A Microbial Metabolite can Harm Dopaminergenic Neurons
The standard view of Parkinson's disease is that misfolding of α-synuclein occurs in the gut or brain, and then spreads in a prion-like manner to cause widespread dysfunction and cell death throughout the brain. The most vulnerable cells are dopaminergic neurons, and their destruction causes the most evident symptoms of the disease. Some people have a greater risk of Parkinson's disease than others. The most studied vulnerabilities are genetic variants that appear to make dopaminergic neurons even more vulnerable to stress. Environmental factors may also attack this population of neurons: here, researchers note that a soil bacteria sometimes found in the gut microbiome can produce a metabolite that is toxic to dopaminergic neurons.

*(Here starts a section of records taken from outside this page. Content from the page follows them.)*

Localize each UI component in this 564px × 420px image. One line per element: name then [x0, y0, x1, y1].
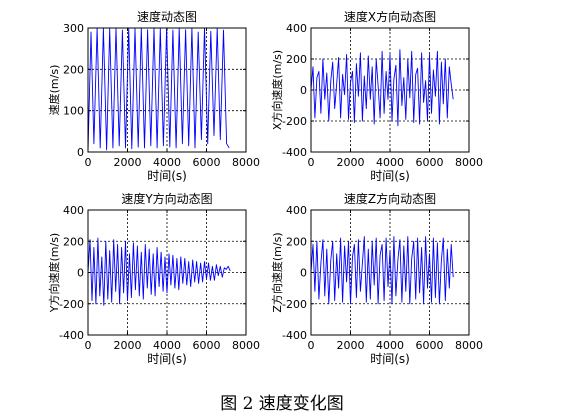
x-tick-label: 8000	[455, 339, 483, 352]
y-tick-label: 200	[286, 235, 307, 248]
y-tick-label: -200	[282, 115, 307, 128]
y-tick-label: 0	[300, 267, 307, 280]
y-tick-label: -200	[59, 298, 84, 311]
y-tick-label: 0	[77, 267, 84, 280]
figure-caption: 图 2 速度变化图	[220, 394, 344, 414]
chart-title: 速度Y方向动态图	[121, 191, 212, 206]
series-line-1	[310, 49, 454, 127]
y-tick-label: -200	[282, 298, 307, 311]
x-tick-label: 8000	[232, 156, 260, 169]
plot-area	[311, 210, 469, 335]
x-axis-label: 时间(s)	[370, 352, 410, 366]
x-tick-label: 0	[308, 156, 315, 169]
y-axis-label: Y方向速度(m/s)	[47, 233, 61, 313]
chart-title: 速度X方向动态图	[344, 9, 436, 24]
x-tick-label: 0	[85, 156, 92, 169]
plot-area	[88, 210, 246, 335]
y-axis-label: X方向速度(m/s)	[270, 50, 284, 130]
x-tick-label: 0	[308, 339, 315, 352]
x-tick-label: 4000	[153, 339, 181, 352]
y-tick-label: -400	[59, 329, 84, 342]
x-tick-label: 4000	[376, 156, 404, 169]
y-tick-label: 100	[63, 105, 84, 118]
x-tick-label: 2000	[337, 156, 365, 169]
y-tick-label: 0	[77, 146, 84, 159]
x-tick-label: 6000	[193, 156, 221, 169]
x-tick-label: 8000	[455, 156, 483, 169]
series-line-1	[87, 237, 231, 306]
x-tick-label: 8000	[232, 339, 260, 352]
y-tick-label: 200	[63, 63, 84, 76]
chart-panel-4: 0 2000 4000 6000 8000 -400 -200 0 200 400 速度Z方向动态图…	[270, 191, 483, 366]
x-tick-label: 0	[85, 339, 92, 352]
y-tick-label: -400	[282, 146, 307, 159]
x-tick-label: 2000	[114, 339, 142, 352]
chart-panel-2: 0 2000 4000 6000 8000 -400 -200 0 200 400 速度X方向动态图…	[270, 9, 483, 183]
x-axis-label: 时间(s)	[147, 169, 187, 183]
x-tick-label: 4000	[153, 156, 181, 169]
x-tick-label: 2000	[337, 339, 365, 352]
y-tick-label: -400	[282, 329, 307, 342]
chart-title: 速度Z方向动态图	[344, 191, 436, 206]
x-tick-label: 6000	[416, 156, 444, 169]
y-axis-label: 速度(m/s)	[47, 65, 61, 116]
y-tick-label: 200	[286, 53, 307, 66]
x-tick-label: 2000	[114, 156, 142, 169]
series-line-1	[87, 27, 230, 153]
series-line-1	[310, 236, 454, 305]
chart-title: 速度动态图	[137, 9, 197, 24]
chart-panel-3: 0 2000 4000 6000 8000 -400 -200 0 200 400 速度Y方向动态图…	[47, 191, 260, 366]
y-axis-label: Z方向速度(m/s)	[270, 232, 284, 312]
y-tick-label: 400	[286, 22, 307, 35]
x-axis-label: 时间(s)	[147, 352, 187, 366]
x-tick-label: 6000	[193, 339, 221, 352]
y-tick-label: 0	[300, 84, 307, 97]
x-axis-label: 时间(s)	[370, 169, 410, 183]
y-tick-label: 200	[63, 235, 84, 248]
x-tick-label: 4000	[376, 339, 404, 352]
y-tick-label: 400	[286, 204, 307, 217]
y-tick-label: 300	[63, 22, 84, 35]
y-tick-label: 400	[63, 204, 84, 217]
x-tick-label: 6000	[416, 339, 444, 352]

The causes of nigrostriatal cell death in idiopathic Parkinson's disease are unknown, but exposure to toxic chemicals may play some role. We followed up here on suggestions that bacterial secondary metabolites might be selectively cytotoxic to dopaminergic neurons. Extracts from Streptomyces venezuelae were found to kill human dopaminergic neurons in vitro. Utilizing this model system as a bioassay, we identified a bacterial metabolite known as aerugine and confirmed this finding by chemical re-synthesis.
This compound was previously shown to be a product of a wide-spread biosynthetic cluster also found in the human microbiome and in several pathogens. Aerugine triggered half-maximal dopaminergic neurotoxicity at 3-4 µM. It was less toxic for other neurons (10-20 µM), and non-toxic (at <100 µM) for common human cell lines. Neurotoxicity was completely prevented by several iron chelators, by distinct anti-oxidants and by a caspase inhibitor.
In the Caenorhabditis elegans model organism, general survival was not affected by aerugine concentrations up to 100 µM. When transgenic worms, expressing green fluorescent protein only in their dopamine neurons, were exposed to aerugine, specific neurodegeneration was observed. The toxicant also exerted functional dopaminergic toxicity in nematodes as determined by the "basal slowing response" assay.
Thus, our research has unveiled a bacterial metabolite with a remarkably selective toxicity toward human dopaminergic neurons in vitro and for the dopaminergic nervous system of Caenorhabditis elegans in vivo. These findings suggest that microbe-derived environmental chemicals should be further investigated for their role in the pathogenesis of Parkinson's disease.